The study was removed from the Web site nearly 3 years later after the journal received a number of letters and e-mails critical of the research. The journal's editor-in-chief, Lawrence Devoe, M.D., said the study was removed from the Web site because it generated more traffic than the office could handle. Critics of the study questioned its methodology—involving several “tiers” of people, some praying for the study subjects and others praying for those doing the praying—as well as the fact that no informed consent was obtained.

The study recently was returned to the Web site, and the journal also published a defense of the work by one of its authors, Kwang Y. Cha, M.D. (J. Reprod. Med. 2004;49:944-5).

Dr.

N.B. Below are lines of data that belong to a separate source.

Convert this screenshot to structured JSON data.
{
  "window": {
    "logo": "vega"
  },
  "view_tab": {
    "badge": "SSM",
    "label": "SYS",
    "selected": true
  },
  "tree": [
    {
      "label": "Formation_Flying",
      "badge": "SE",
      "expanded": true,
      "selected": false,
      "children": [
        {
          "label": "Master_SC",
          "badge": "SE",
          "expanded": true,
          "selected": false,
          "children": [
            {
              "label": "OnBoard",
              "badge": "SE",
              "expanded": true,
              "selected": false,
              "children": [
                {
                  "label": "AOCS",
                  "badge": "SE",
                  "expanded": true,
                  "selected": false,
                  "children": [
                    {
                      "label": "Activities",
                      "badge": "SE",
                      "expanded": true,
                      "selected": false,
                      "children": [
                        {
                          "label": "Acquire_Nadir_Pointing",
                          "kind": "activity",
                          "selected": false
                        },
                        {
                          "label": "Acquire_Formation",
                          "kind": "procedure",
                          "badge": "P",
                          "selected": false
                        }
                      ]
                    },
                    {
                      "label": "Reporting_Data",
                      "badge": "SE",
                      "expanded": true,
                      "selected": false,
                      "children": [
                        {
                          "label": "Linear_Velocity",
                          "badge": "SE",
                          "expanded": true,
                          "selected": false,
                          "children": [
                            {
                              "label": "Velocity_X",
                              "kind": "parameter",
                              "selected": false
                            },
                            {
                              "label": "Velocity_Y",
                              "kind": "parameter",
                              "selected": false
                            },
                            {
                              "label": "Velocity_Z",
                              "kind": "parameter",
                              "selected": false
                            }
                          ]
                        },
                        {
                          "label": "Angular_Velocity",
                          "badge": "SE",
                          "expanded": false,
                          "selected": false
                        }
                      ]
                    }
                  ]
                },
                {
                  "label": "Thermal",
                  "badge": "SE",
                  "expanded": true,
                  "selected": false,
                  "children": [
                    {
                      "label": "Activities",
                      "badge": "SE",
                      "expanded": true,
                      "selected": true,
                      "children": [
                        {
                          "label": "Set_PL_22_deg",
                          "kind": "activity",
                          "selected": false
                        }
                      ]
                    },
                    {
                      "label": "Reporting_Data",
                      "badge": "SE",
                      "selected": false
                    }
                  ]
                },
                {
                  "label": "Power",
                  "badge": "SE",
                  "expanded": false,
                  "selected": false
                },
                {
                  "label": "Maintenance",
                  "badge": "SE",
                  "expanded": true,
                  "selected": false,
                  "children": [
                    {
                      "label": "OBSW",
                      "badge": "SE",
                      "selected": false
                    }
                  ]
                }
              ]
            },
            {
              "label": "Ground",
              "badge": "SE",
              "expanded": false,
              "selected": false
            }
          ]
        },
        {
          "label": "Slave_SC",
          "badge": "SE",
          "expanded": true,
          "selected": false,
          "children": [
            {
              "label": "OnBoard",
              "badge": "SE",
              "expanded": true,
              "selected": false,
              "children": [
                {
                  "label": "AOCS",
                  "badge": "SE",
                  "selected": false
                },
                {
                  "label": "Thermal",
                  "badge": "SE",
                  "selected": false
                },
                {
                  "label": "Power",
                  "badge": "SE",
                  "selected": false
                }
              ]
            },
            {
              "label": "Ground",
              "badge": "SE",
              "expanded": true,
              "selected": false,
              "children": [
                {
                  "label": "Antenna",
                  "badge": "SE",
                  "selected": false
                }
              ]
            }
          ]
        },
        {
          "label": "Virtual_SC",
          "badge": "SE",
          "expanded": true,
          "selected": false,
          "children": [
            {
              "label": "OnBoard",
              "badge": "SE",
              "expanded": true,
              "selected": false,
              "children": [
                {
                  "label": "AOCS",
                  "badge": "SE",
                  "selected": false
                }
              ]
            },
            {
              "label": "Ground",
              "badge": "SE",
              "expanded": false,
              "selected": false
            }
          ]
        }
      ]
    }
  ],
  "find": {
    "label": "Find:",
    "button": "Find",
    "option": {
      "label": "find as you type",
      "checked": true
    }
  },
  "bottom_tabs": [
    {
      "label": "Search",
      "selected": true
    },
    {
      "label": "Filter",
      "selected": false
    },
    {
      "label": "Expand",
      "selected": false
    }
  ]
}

Cha noted that the study was approved “by our local institutional review board with full knowledge that patients would not be signing informed consent forms. … We thought that the requirement of written informed consent would introduce a bias or variable in the study by encouraging patients to pray for themselves or not, depending on their own religious persuasion. This might have interfered with the potential effects, if any, of intercessory prayer as an independent variable in our study.”

Dr. Cha also noted that some people doubted whether the prayer groups were actually ever established. “While this author did not have information about the composition and conduct of the prayer groups during the study (a design consideration to avoid potential investigator bias), there is no reason to think that [my colleague] would have been motivated not to organize prayer groups when such groups are his area of interest,” he said.

Dr. Cha's colleague, Daniel Wirth, is a lawyer with a background in paranormal studies. Last May, Mr. Wirth pled guilty in a federal court in Pennsylvania to several counts of bank and mail fraud. He was sentenced last November to 5 years in prison and 3 years of probation.

In his letter, Dr. Cha called Mr. Wirth's legal troubles “regrettable” but said they were “entirely unrelated” to the study. “The study was completely blinded, and it is impossible for Mr. Wirth to have influenced the outcome,” he added.

But Bruce L. Flamm, M.D., area research chairman at the Kaiser Permanente Medical Center in Riverside, Calif., and a longtime critic of the study, maintained that Mr. Wirth's fraud conviction does cast doubt on the believability of the data.

“Dr. Cha defended the study's design by stating that Mr. Wirth thought it was the best design to use. This is an argument from authority,” he wrote in a letter published in the journal's January issue. “However, in this case the authority is a convicted felon” (J. Reprod. Med. 2005;50:71).

The third coauthor of the study, Rogerio Lobo, M.D., professor of ob.gyn. at Columbia University, New York, recently decided to remove his name from the paper. Columbia University Medical Center issued a press release saying that it “supported” Dr. Lobo's decision. “Dr. Lobo decided to remove his name in order to more accurately represent his role in the study,” the release noted. “Although listed as a senior author, Dr. Lobo provided only stylistic guidance and editorial review.”

The release also noted that as a result of Dr. Lobo's move, the medical center was dropping its investigation into the matter. Dr. Lobo declined to be interviewed for this article. Dr. Devoe did not return a phone call seeking comment, and Dr. Cha could not be reached.

Dr. Flamm said he was concerned that both Columbia and Dr. Lobo seemed to feel that removing Dr. Lobo's name from the paper ended the controversy. “The flawed, and possibly fraudulent, paper is apparently not going to be retracted, it will stay on the journal's Internet site, and it will be cited as a valid scientific study that supposedly proves that supernatural or paranormal phenomena occurred.”